Un autre phénomène déplorable est que, après la destruction et les pillages de magasins, d’entrepôts et d’usines, notamment dans la zone de Matola, qui abrite le plus grand parc industriel du pays, le chômage a augmenté, entraînant une hausse de la criminalité dans les zones urbaines. La plupart des crimes sont commis par des jeunes entre 17 et 22 ans, qui semblent ne pas comprendre la gravité de ce qui se passe, allant jusqu’à agresser ou même tuer pour voler un simple téléphone portable ou quelques billets.

Actuellement, les manifestations ont lieu de manière isolée et spontanée tandis que l’on attend les 100 premiers jours du nouveau gouvernement pour comprendre quelle sera la position de l’opposition.

Nous ne savons pas avec certitude ce qui pourrait se passer, mais c’est comme s’il y avait une poudrière au centre de la ville, prête à exploser à tout moment.

Quelles sont les principales difficultés que tu as rencontrées ou que tu rencontres en raison des tensions des dernières semaines ?

Les manifestations ont créé un climat d’instabilité et d’incertitude qui a impacté plusieurs aspects de ma vie.

Tout d’abord, il y a l’impact psychologique de ces tensions. Être constamment exposé aux nouvelles de violences et de confrontations entre la police et la population génère de l’anxiété et de l’inquiétude. L’incertitude concernant l’avenir et le sentiment d’insécurité dominent mon état d’esprit quotidien. Pendant les moments les plus critiques, lorsque toutes les activités étaient paralysées et que nos bureaux ont dû fermer, j’ai même pensé que je pourrais perdre mon travail.De plus, cela me rend triste de voir mes enfants (Antonio a trois enfants : deux filles et un garçon de 22, 13 et 8 ans) grandir dans ce climat de tension et sans pouvoir aller à l’école. Je pense souvent à la manière dont cela pourrait influencer négativement leur avenir.

L’économie locale a pris un coup. De nombreux magasins ont fermé en raison de l’insécurité ou à cause d’actes de vandalisme, rendant difficile l’achat de biens essentiels et augmentant les prix en raison de la pénurie de produits.

Un autre problème est l’intolérance politique. Discuter de politique est devenu inévitable, et souvent les opinions divergentes entraînent des tensions qui nuisent à la cohésion sociale. Cela crée un grand malaise, surtout pour ceux qui préfèrent rester neutres.

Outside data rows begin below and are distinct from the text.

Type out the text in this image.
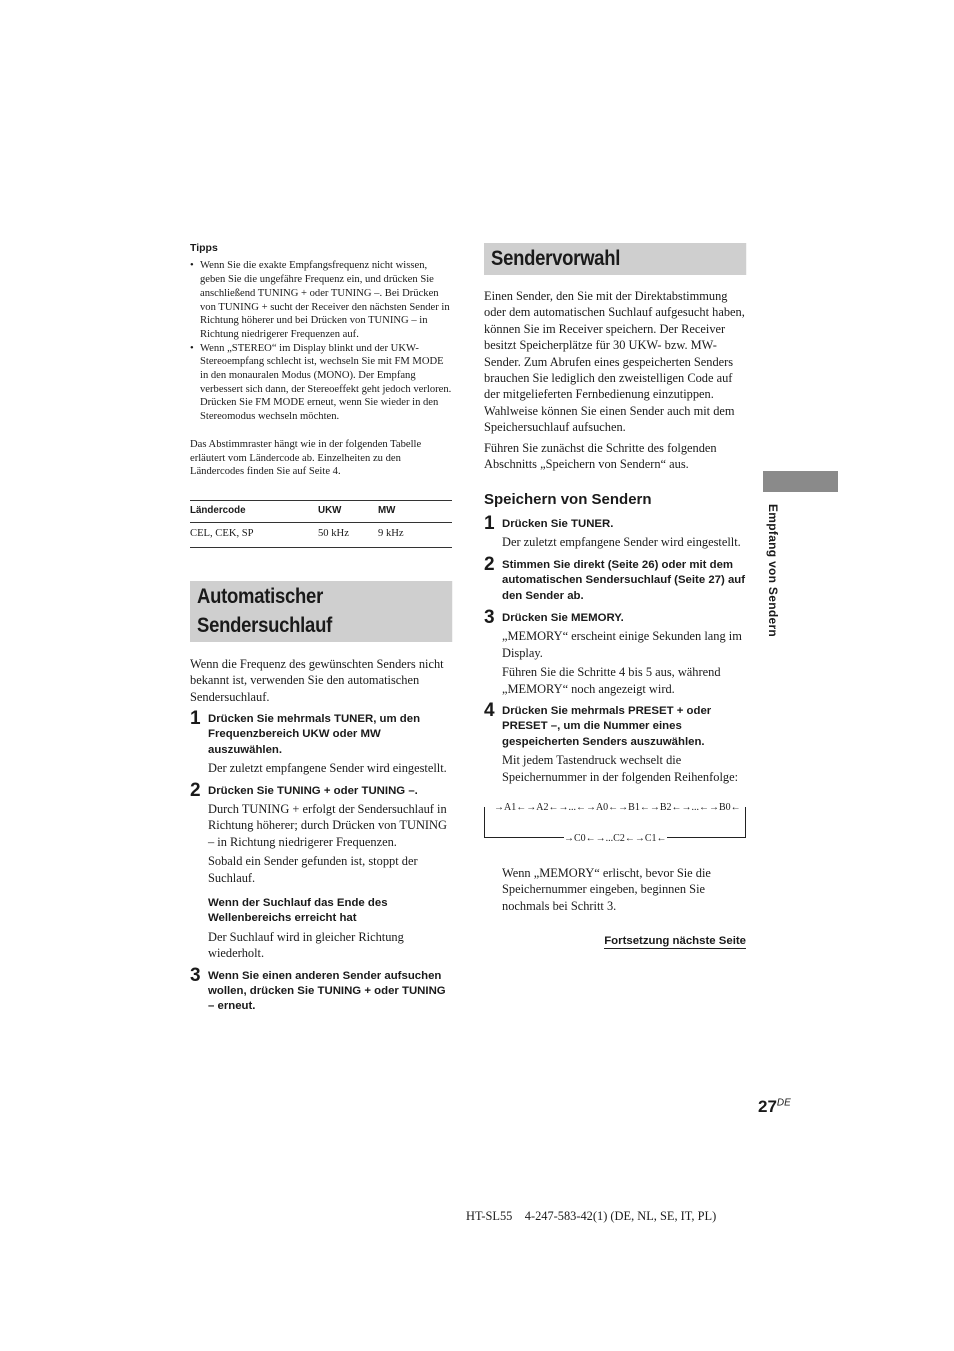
Tipps
• Wenn Sie die exakte Empfangsfrequenz nicht wissen, geben Sie die ungefähre Frequenz ein, und drücken Sie anschließend TUNING + oder TUNING –. Bei Drücken von TUNING + sucht der Receiver den nächsten Sender in Richtung höherer und bei Drücken von TUNING – in Richtung niedrigerer Frequenzen auf.
• Wenn „STEREO“ im Display blinkt und der UKW-Stereoempfang schlecht ist, wechseln Sie mit FM MODE in den monauralen Modus (MONO). Der Empfang verbessert sich dann, der Stereoeffekt geht jedoch verloren. Drücken Sie FM MODE erneut, wenn Sie wieder in den Stereomodus wechseln möchten.
Das Abstimmraster hängt wie in der folgenden Tabelle erläutert vom Ländercode ab. Einzelheiten zu den Ländercodes finden Sie auf Seite 4.
Ländercode	UKW	MW
CEL, CEK, SP	50 kHz	9 kHz
Automatischer
Sendersuchlauf

Wenn die Frequenz des gewünschten Senders nicht bekannt ist, verwenden Sie den automatischen Sendersuchlauf.

1 Drücken Sie mehrmals TUNER, um den Frequenzbereich UKW oder MW auszuwählen.

Der zuletzt empfangene Sender wird eingestellt.

2 Drücken Sie TUNING + oder TUNING –.

Durch TUNING + erfolgt der Sendersuchlauf in Richtung höherer; durch Drücken von TUNING – in Richtung niedrigerer Frequenzen.

Sobald ein Sender gefunden ist, stoppt der Suchlauf.

Wenn der Suchlauf das Ende des Wellenbereichs erreicht hat

Der Suchlauf wird in gleicher Richtung wiederholt.

3 Wenn Sie einen anderen Sender aufsuchen wollen, drücken Sie TUNING + oder TUNING – erneut.
Sendervorwahl

Einen Sender, den Sie mit der Direktabstimmung oder dem automatischen Suchlauf aufgesucht haben, können Sie im Receiver speichern. Der Receiver besitzt Speicherplätze für 30 UKW- bzw. MW-Sender. Zum Abrufen eines gespeicherten Senders brauchen Sie lediglich den zweistelligen Code auf der mitgelieferten Fernbedienung einzutippen. Wahlweise können Sie einen Sender auch mit dem Speichersuchlauf aufsuchen.

Führen Sie zunächst die Schritte des folgenden Abschnitts „Speichern von Sendern“ aus.

Speichern von Sendern
1 Drücken Sie TUNER.

Der zuletzt empfangene Sender wird eingestellt.

2 Stimmen Sie direkt (Seite 26) oder mit dem automatischen Sendersuchlauf (Seite 27) auf den Sender ab.
3 Drücken Sie MEMORY.

„MEMORY“ erscheint einige Sekunden lang im Display.

Führen Sie die Schritte 4 bis 5 aus, während „MEMORY“ noch angezeigt wird.

4 Drücken Sie mehrmals PRESET + oder PRESET –, um die Nummer eines gespeicherten Senders auszuwählen.

Mit jedem Tastendruck wechselt die Speichernummer in der folgenden Reihenfolge:

→A1←→A2←→...←→A0←→B1←→B2←→...←→B0←
→C0←→...C2←→C1←

Wenn „MEMORY“ erlischt, bevor Sie die Speichernummer eingeben, beginnen Sie nochmals bei Schritt 3.

Fortsetzung nächste Seite
Empfang von Sendern
27DE
HT-SL55    4-247-583-42(1) (DE, NL, SE, IT, PL)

La situation a-t-elle eu un impact direct sur les activités de notre organisation ? Si oui, comment ?

Il y a eu des conséquences pour nous, mais le travail a continué. Plus d’une fois, les bureaux ont été fermés ou n’ont fonctionné que partiellement. Pour garantir la continuité du travail, le personnel a dû travailler depuis la maison à cause des barrages routiers.

Certains programmes de formation et de sensibilisation dans les écoles et les communautés ont été reportés, et certaines initiatives dans les zones de production ont été annulées ou reprogrammées.

Un autre problème a été le retard dans la collecte des lettres et des photos pour Noël 2024 (destinées aux marraines ou parrains qui soutiennent les enfants de notre programme, ndlr), en raison de la fermeture des écoles et de la suspension des activités. Même nos opérateurs ont eu des difficultés à rejoindre les enfants parrainés, malgré nombreuses tentatives.

Dans ton travail quotidien, y a-t-il eu des répercussions ou des changements ?

Oui, de nombreuses activités ont été reportées ou modifiées. Par exemple, nous avons évité de distribuer des biens en raison du risque d’actes de vandalisme aux points de distribution.

Certains projets de construction ont également été interrompus ou retardés en raison des manifestations.

Veux-tu partager une expérience marquante vécue au cours des derniers mois ?

En raison des manifestations, certains des bénévoles qui s’occupent des jardins hospitaliers dans les districts de Magude et Moamba n’ont pas pu les faire. Cette situation leur a causé une grande frustration, car ils n’ont pas pu apporter leur aide aux hôpitaux et cela a mis en danger le remboursement qu’ils reçoivent, ce qui constitue un soutien important pour leurs familles.